Page 85 - e-KLIPING KETENAGAKERJAAN 8 FEBRUARI 2021
P. 85
Tahun lalu, peserta Kartu Prakerja mendapat sertifikat dan uang saku Rp2,4 juta yang diberikan
bertahap dalam 4 bulan setelah menyelesaikan pelatihan.
Langkah pemerintah menghapus BSU disayangkan karena penggantinya dalam bentuk insentif
melalui Kartu Prakerja masih belum jelas.
Sekretaris Jenderal Forum Indonesia untuk Transparansi Anggaran (Fitra), Misbah Hasan
mengkritik langkah pemerintah yang menaikkan anggaran program Kartu Prakerja dan
dialihkannya BSU pada program ini. Pasalnya, pelaksanaan program peningkatan ketrampilan ini
tidak terlalu mulus.
Masih banyak yang harus diperbaiki oleh pemerintah dalam implementasi penyaluran program
tersebut. Fitra sendiri, kata Misbah, sudah mendesak agar program ini diberhentikan sementara
sembari pemerintah melakukan evaluasi secara menyeluruh.
Sayangnya usul tersebut tidak digubris oleh pemerintah. "Ketika implementasinya masih banyak
masalah, seharusnya program ini ditangguhkan dulu, dilakukan evaluasi dan redesain. Dan hasil
evaluasinya juga dipublikasikan, agar pelaksanaannya bisa diawasi oleh masyarakat," katanya
kepada Lokadata.id, Jumat (5/2/2021).
Sejumlah persoalan yang menjadi catatan Fitra dan tidak kunjung diselesaikan adalah peserta
yang tidak tepat sasaran, yakni di luar dari pencari kerja dan korban PHK, serta indikator
kelulusan peserta yang tidak jelas.
Hal senada juga disampaikan oleh Direktur Eksekutif Institute for Developments of Economics
and Finance (Indef) Tauhid Ahmad. Tanpa adanya evaluasi dan pembenahan menyeluruh,
program Kartu Prakerja berpotensi mengulangi kesalahan yang sama seperti tahun lalu.

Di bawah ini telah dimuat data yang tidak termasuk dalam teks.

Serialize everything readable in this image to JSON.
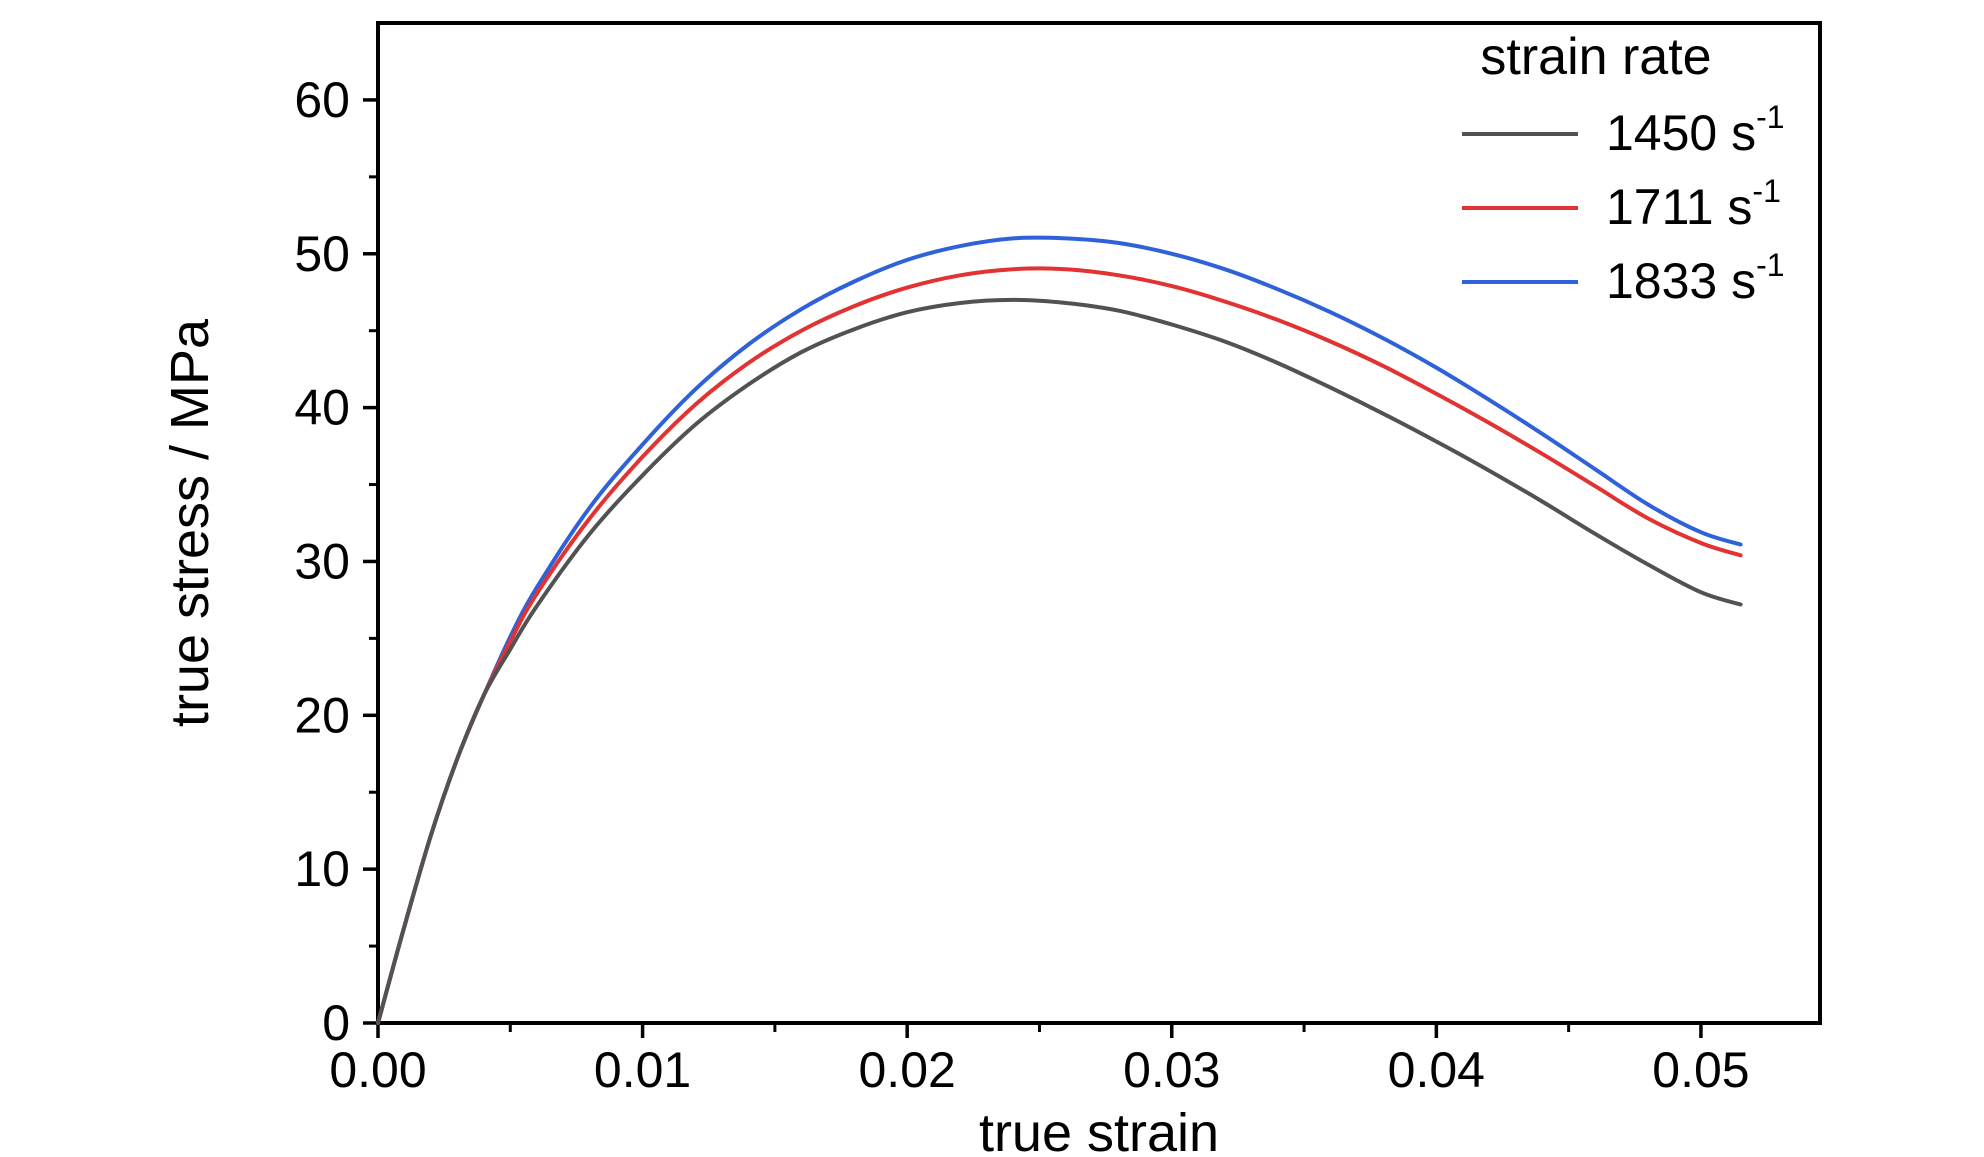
{
  "figure": {
    "background": "#ffffff",
    "text_color": "#000000",
    "axis_color": "#000000"
  },
  "chart_data": {
    "type": "line",
    "title": "",
    "xlabel": "true strain",
    "ylabel": "true stress / MPa",
    "xlim": [
      0,
      0.0545
    ],
    "ylim": [
      0,
      65
    ],
    "xticks": [
      0,
      0.01,
      0.02,
      0.03,
      0.04,
      0.05
    ],
    "xtick_labels": [
      "0.00",
      "0.01",
      "0.02",
      "0.03",
      "0.04",
      "0.05"
    ],
    "yticks": [
      0,
      10,
      20,
      30,
      40,
      50,
      60
    ],
    "ytick_labels": [
      "0",
      "10",
      "20",
      "30",
      "40",
      "50",
      "60"
    ],
    "x_minor_ticks": [
      0.005,
      0.015,
      0.025,
      0.035,
      0.045
    ],
    "y_minor_ticks": [
      5,
      15,
      25,
      35,
      45,
      55
    ],
    "grid": false,
    "legend": {
      "title": "strain rate",
      "position": "top-right",
      "entries": [
        {
          "label": "1450 s",
          "sup": "-1"
        },
        {
          "label": "1711 s",
          "sup": "-1"
        },
        {
          "label": "1833 s",
          "sup": "-1"
        }
      ]
    },
    "series": [
      {
        "name": "1450 s-1",
        "color": "#525252",
        "x": [
          0,
          0.001,
          0.002,
          0.003,
          0.004,
          0.005,
          0.006,
          0.008,
          0.01,
          0.012,
          0.014,
          0.016,
          0.018,
          0.02,
          0.022,
          0.024,
          0.026,
          0.028,
          0.03,
          0.032,
          0.034,
          0.036,
          0.038,
          0.04,
          0.042,
          0.044,
          0.046,
          0.048,
          0.05,
          0.0515
        ],
        "y": [
          0,
          6.3,
          12.2,
          17.2,
          21.3,
          24.3,
          27.1,
          31.8,
          35.6,
          38.9,
          41.5,
          43.6,
          45.1,
          46.2,
          46.8,
          47.0,
          46.8,
          46.3,
          45.4,
          44.3,
          42.9,
          41.3,
          39.6,
          37.8,
          35.9,
          33.9,
          31.8,
          29.8,
          28.0,
          27.2
        ]
      },
      {
        "name": "1711 s-1",
        "color": "#e23231",
        "x": [
          0,
          0.001,
          0.002,
          0.003,
          0.004,
          0.005,
          0.006,
          0.008,
          0.01,
          0.012,
          0.014,
          0.016,
          0.018,
          0.02,
          0.022,
          0.024,
          0.026,
          0.028,
          0.03,
          0.032,
          0.034,
          0.036,
          0.038,
          0.04,
          0.042,
          0.044,
          0.046,
          0.048,
          0.05,
          0.0515
        ],
        "y": [
          0,
          6.3,
          12.2,
          17.2,
          21.3,
          24.8,
          27.9,
          32.8,
          36.8,
          40.2,
          42.9,
          45.0,
          46.6,
          47.8,
          48.6,
          49.0,
          49.0,
          48.6,
          47.9,
          46.9,
          45.7,
          44.3,
          42.7,
          40.9,
          39.0,
          37.0,
          34.9,
          32.8,
          31.2,
          30.4
        ]
      },
      {
        "name": "1833 s-1",
        "color": "#2f62d8",
        "x": [
          0,
          0.001,
          0.002,
          0.003,
          0.004,
          0.005,
          0.006,
          0.008,
          0.01,
          0.012,
          0.014,
          0.016,
          0.018,
          0.02,
          0.022,
          0.024,
          0.026,
          0.028,
          0.03,
          0.032,
          0.034,
          0.036,
          0.038,
          0.04,
          0.042,
          0.044,
          0.046,
          0.048,
          0.05,
          0.0515
        ],
        "y": [
          0,
          6.3,
          12.2,
          17.2,
          21.3,
          25.1,
          28.3,
          33.5,
          37.6,
          41.2,
          44.1,
          46.4,
          48.2,
          49.6,
          50.5,
          51.0,
          51.0,
          50.7,
          50.0,
          49.0,
          47.7,
          46.2,
          44.5,
          42.6,
          40.5,
          38.3,
          36.0,
          33.7,
          31.9,
          31.1
        ]
      }
    ]
  }
}
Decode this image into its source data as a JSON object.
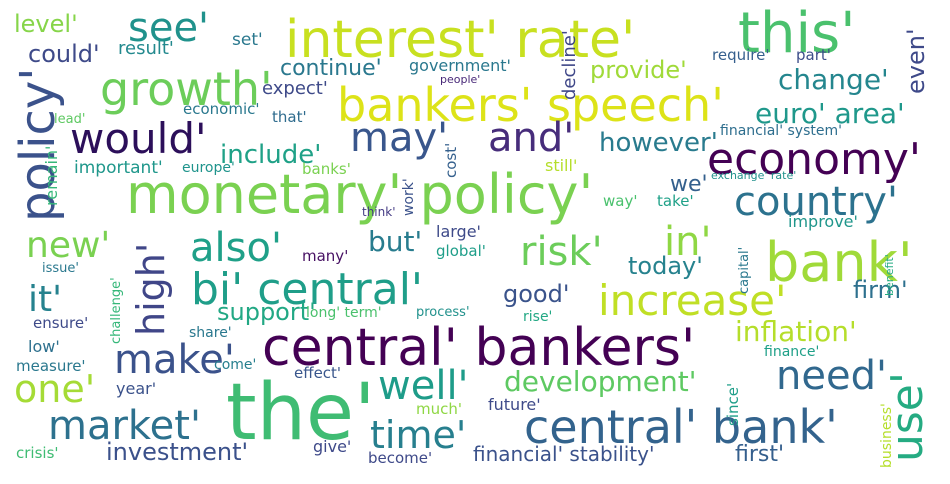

Program itu hanya akan membuang-buang alokasi Anggaran Pendapatan dan Belanja Negara
(APBN) yang didapatkan dari utang negara. "Memang harus dilakukan evaluasi, karena dari
catatan yang ada masih banyak masalah dalam penyalurannya. Kalau tidak ada evaluasi,
dikhawatirkan akan salah sasaran dan tidak sesuai dengan tujuan utama program," katanya.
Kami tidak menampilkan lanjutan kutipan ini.